Rich,
Thanks for your interest triggering posts. (I look forward to our e-mail connection.)
May I suggest one additional thing for your white board. The scripts on the compass of shame are only activated after shame is triggered. What Don has suggested to help people understand that their anger is triggered in the attack other mode to defend against shame, can be taken one more step.
The next question to be understood is "What is the interest or the enjoyment that is being impeded" such that shame is triggered. Tomkins has made it clear that the presence of shame in interpersonal situations means that the good scene is nearby. In other words, if one were not interested in one's partner or intimacy with one's partner, then no shame would be triggered because there is no interest to impede.
Although the shame scripts carried by someone may have very complex origins, the moment of shame does mean an impediment to something that is positive has taken place. I have been able to turn around violent or potentially violent interactions in couples by helping them understand that shame is triggered by impediment to that which is positive. This allows them to expose the positive side of their interest in and enjoyment of one another and helps them identify impediments in their relationship.
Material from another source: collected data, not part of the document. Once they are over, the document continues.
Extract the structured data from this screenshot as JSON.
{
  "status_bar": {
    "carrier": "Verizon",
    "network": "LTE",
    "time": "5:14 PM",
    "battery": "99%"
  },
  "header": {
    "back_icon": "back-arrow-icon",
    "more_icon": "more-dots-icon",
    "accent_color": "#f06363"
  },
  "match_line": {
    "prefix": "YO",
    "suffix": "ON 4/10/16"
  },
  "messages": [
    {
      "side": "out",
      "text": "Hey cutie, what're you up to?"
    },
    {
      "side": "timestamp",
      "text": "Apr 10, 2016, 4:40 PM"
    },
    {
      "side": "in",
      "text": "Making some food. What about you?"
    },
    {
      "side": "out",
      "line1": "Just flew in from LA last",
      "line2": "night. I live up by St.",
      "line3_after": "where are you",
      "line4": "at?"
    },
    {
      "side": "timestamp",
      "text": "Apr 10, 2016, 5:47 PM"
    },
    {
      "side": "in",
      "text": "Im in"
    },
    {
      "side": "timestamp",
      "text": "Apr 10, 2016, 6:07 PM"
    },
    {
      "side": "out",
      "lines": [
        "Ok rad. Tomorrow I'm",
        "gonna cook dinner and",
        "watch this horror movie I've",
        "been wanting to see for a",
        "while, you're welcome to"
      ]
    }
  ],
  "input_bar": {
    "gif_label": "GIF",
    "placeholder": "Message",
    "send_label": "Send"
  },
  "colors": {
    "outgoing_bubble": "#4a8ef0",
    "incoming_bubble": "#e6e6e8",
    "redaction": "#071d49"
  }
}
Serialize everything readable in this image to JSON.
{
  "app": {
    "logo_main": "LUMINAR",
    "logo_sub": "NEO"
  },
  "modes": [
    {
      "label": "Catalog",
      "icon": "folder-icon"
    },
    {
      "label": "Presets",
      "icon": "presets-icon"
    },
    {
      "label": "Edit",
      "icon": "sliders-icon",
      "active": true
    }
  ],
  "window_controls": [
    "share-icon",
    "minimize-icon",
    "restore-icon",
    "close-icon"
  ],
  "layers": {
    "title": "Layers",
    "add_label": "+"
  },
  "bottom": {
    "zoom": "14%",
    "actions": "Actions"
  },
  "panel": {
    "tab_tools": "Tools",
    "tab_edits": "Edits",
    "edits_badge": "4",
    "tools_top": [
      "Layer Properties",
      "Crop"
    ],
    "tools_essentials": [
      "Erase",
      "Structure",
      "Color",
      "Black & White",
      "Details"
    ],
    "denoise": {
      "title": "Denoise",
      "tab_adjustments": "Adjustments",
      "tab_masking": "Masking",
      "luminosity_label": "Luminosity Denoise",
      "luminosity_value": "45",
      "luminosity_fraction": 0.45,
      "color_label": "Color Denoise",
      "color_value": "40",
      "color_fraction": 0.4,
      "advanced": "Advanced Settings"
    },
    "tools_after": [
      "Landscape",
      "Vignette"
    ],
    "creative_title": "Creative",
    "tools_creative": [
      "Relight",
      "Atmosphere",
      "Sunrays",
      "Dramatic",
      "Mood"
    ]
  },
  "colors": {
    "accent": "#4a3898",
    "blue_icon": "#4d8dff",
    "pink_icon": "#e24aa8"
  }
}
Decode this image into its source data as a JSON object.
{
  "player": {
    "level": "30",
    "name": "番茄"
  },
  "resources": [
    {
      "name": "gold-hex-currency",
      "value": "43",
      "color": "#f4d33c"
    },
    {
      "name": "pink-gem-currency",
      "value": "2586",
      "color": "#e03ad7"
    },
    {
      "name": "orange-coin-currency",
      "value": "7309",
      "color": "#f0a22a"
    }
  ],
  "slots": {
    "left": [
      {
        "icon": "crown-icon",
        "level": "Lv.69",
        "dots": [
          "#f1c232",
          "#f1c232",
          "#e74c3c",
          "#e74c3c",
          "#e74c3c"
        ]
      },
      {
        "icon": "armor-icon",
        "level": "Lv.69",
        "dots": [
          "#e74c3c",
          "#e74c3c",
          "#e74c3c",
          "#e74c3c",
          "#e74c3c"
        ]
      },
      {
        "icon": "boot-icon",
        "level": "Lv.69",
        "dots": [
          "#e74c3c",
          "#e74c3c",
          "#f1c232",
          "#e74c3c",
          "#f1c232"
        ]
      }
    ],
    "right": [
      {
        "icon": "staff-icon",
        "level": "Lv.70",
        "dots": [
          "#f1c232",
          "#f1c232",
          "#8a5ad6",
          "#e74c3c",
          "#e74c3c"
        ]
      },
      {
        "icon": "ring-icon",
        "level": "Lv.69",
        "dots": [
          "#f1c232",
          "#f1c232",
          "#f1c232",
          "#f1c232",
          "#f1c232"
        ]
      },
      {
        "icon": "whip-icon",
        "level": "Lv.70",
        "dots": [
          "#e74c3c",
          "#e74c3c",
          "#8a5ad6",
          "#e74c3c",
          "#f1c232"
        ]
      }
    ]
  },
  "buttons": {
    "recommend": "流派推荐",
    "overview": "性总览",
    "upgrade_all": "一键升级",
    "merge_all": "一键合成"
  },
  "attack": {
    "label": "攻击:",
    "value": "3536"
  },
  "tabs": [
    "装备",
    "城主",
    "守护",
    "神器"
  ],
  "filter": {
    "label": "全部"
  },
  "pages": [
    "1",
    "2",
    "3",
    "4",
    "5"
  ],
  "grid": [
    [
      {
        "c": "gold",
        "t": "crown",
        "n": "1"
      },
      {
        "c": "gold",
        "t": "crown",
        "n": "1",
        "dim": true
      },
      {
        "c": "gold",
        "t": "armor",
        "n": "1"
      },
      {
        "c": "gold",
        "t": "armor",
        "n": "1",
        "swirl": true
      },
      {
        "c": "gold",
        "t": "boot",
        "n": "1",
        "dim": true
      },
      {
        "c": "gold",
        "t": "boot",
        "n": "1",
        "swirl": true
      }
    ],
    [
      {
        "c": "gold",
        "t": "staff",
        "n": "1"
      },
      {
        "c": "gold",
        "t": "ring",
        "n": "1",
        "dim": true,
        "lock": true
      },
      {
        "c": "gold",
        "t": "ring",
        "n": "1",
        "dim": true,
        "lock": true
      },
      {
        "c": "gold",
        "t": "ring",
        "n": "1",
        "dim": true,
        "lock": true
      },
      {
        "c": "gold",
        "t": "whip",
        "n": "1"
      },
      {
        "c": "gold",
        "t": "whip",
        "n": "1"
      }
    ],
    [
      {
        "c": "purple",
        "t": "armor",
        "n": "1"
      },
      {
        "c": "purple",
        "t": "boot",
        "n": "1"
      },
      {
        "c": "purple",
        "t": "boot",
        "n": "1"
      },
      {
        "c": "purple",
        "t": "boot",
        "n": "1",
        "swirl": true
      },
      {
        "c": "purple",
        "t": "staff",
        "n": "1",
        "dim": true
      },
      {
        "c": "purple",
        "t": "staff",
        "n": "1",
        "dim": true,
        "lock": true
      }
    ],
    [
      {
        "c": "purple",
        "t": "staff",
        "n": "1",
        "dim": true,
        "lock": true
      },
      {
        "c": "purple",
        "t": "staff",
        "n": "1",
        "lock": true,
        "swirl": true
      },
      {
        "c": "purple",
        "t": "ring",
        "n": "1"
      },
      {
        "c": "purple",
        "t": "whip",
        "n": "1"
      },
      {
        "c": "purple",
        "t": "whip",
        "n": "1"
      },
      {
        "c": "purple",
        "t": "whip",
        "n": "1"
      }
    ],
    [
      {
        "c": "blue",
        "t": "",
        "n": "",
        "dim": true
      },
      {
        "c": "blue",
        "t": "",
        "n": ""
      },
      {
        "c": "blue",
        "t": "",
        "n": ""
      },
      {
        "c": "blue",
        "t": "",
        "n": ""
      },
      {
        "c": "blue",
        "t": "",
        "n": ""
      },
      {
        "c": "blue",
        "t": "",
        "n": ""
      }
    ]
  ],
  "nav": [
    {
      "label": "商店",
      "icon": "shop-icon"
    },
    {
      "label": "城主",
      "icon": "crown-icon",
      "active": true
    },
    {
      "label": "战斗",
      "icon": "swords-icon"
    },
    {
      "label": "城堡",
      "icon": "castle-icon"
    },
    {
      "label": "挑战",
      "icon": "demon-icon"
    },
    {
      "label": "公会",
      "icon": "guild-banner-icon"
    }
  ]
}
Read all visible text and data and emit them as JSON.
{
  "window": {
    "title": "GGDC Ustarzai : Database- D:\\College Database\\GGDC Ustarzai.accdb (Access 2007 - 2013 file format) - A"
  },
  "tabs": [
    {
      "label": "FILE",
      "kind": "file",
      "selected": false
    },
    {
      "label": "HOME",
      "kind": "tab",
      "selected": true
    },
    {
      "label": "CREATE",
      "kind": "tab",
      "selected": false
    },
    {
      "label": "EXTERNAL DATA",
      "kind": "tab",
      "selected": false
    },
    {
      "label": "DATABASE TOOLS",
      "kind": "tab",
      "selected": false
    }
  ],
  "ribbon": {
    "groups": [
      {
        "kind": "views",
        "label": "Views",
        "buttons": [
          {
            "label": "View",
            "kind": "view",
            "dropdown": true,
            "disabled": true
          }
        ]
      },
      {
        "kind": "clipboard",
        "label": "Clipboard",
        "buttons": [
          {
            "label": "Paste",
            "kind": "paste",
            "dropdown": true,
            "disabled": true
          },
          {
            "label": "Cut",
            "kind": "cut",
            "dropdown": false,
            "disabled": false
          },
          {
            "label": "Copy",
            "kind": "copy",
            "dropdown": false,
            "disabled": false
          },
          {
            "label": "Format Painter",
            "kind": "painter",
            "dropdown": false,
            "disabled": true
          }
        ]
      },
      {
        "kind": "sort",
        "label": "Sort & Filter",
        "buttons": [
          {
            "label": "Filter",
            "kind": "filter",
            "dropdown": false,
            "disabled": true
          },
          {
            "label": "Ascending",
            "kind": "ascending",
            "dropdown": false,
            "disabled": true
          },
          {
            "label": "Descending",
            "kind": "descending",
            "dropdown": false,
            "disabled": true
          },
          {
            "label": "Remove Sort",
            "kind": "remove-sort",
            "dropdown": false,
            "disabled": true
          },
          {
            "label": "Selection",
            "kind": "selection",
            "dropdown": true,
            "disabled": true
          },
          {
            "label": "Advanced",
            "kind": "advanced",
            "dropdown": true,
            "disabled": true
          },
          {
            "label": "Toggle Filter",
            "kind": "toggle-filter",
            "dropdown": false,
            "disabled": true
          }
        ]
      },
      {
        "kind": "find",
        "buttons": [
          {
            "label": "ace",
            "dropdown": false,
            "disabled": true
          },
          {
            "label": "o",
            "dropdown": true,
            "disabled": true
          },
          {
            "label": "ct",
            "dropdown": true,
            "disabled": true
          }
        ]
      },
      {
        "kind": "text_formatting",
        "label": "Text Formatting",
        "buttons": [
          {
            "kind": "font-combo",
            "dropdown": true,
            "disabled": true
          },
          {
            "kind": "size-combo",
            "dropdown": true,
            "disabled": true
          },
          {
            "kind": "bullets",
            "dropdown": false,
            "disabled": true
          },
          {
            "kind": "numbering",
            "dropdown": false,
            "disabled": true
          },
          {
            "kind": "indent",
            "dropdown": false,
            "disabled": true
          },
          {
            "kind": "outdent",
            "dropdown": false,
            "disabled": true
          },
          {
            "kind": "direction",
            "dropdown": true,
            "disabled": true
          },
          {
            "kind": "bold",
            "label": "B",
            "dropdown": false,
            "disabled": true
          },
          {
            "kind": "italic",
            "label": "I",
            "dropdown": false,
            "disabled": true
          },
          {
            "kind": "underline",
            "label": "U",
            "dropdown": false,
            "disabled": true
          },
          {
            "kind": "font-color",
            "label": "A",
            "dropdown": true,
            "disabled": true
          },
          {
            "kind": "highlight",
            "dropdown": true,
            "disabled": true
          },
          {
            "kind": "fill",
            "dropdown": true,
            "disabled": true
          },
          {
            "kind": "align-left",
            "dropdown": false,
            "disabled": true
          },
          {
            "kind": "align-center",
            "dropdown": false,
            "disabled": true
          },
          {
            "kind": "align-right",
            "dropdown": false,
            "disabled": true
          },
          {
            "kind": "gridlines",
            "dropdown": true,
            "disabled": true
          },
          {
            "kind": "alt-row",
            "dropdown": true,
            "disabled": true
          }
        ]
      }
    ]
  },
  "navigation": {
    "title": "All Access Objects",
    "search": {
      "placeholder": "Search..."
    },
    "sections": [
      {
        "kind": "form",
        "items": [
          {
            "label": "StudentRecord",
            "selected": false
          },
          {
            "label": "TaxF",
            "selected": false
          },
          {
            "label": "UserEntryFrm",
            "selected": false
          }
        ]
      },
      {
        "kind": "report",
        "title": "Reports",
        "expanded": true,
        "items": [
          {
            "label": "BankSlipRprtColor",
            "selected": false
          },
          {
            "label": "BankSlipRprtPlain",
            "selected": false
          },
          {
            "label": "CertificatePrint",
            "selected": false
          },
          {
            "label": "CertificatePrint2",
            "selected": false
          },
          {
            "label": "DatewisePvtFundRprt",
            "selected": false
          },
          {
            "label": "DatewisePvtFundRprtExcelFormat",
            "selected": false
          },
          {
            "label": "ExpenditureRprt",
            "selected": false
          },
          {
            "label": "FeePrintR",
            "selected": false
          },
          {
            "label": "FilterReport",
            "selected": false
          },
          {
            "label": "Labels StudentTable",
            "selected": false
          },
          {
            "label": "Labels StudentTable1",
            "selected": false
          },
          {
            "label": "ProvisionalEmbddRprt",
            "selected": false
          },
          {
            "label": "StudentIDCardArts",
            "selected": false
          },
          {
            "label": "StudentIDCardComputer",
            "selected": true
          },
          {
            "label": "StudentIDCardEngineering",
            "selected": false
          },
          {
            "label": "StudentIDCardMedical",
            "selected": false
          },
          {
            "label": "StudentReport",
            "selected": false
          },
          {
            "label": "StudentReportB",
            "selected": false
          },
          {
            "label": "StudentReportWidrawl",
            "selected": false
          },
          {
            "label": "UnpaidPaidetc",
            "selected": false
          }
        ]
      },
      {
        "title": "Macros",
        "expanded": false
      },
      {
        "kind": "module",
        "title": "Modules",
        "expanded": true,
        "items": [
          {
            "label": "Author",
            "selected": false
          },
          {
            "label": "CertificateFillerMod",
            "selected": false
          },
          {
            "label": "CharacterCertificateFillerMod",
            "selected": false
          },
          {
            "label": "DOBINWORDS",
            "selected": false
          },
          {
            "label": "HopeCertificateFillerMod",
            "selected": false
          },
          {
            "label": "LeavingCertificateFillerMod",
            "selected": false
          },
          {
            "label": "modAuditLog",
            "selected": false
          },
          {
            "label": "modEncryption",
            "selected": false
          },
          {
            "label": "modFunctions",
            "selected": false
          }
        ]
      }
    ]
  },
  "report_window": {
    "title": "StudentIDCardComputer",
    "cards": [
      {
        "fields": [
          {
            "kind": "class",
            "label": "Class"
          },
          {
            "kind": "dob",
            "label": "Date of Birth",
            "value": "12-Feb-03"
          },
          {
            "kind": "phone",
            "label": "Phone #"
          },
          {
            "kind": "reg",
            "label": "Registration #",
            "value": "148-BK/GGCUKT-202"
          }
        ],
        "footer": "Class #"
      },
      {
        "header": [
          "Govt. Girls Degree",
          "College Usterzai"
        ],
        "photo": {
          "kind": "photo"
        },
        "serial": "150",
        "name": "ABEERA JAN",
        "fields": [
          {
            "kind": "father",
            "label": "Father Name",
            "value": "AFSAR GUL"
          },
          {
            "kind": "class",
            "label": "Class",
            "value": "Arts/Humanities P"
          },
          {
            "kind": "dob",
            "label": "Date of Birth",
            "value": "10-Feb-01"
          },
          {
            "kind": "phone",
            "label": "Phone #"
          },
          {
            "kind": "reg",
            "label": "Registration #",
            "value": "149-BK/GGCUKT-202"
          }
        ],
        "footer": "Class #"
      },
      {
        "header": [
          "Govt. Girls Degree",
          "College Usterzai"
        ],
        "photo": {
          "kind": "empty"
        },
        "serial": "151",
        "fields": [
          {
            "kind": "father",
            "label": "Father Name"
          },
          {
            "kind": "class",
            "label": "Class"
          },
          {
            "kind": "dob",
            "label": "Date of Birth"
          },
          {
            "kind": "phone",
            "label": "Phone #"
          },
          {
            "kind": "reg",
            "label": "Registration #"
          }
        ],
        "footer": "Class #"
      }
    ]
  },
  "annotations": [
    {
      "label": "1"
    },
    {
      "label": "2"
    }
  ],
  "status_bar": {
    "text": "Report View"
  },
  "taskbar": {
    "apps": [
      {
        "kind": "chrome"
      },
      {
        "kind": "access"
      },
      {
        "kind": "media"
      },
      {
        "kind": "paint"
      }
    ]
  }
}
Drinking, for instance, is an impediment because when one partner is drunk, intimacy is blocked by the altered state of consciousness. Shame in this situation is usually experienced more acutely by the sober partner. In this situation shame is experienced as isolation, distance, and rejection by the other. The sober partner will then act in accordance with his or her scripts to defend against shame by withdrawing or attacking the other which can then act to trigger shame in the drunk partner who, being disinhibited, might go so far with an attack other script as to hit.
The point in all this that my couples find useful is that the shame cannot be triggered unless there is a basic and real underlying interest-excitement in the intimate connection with the other.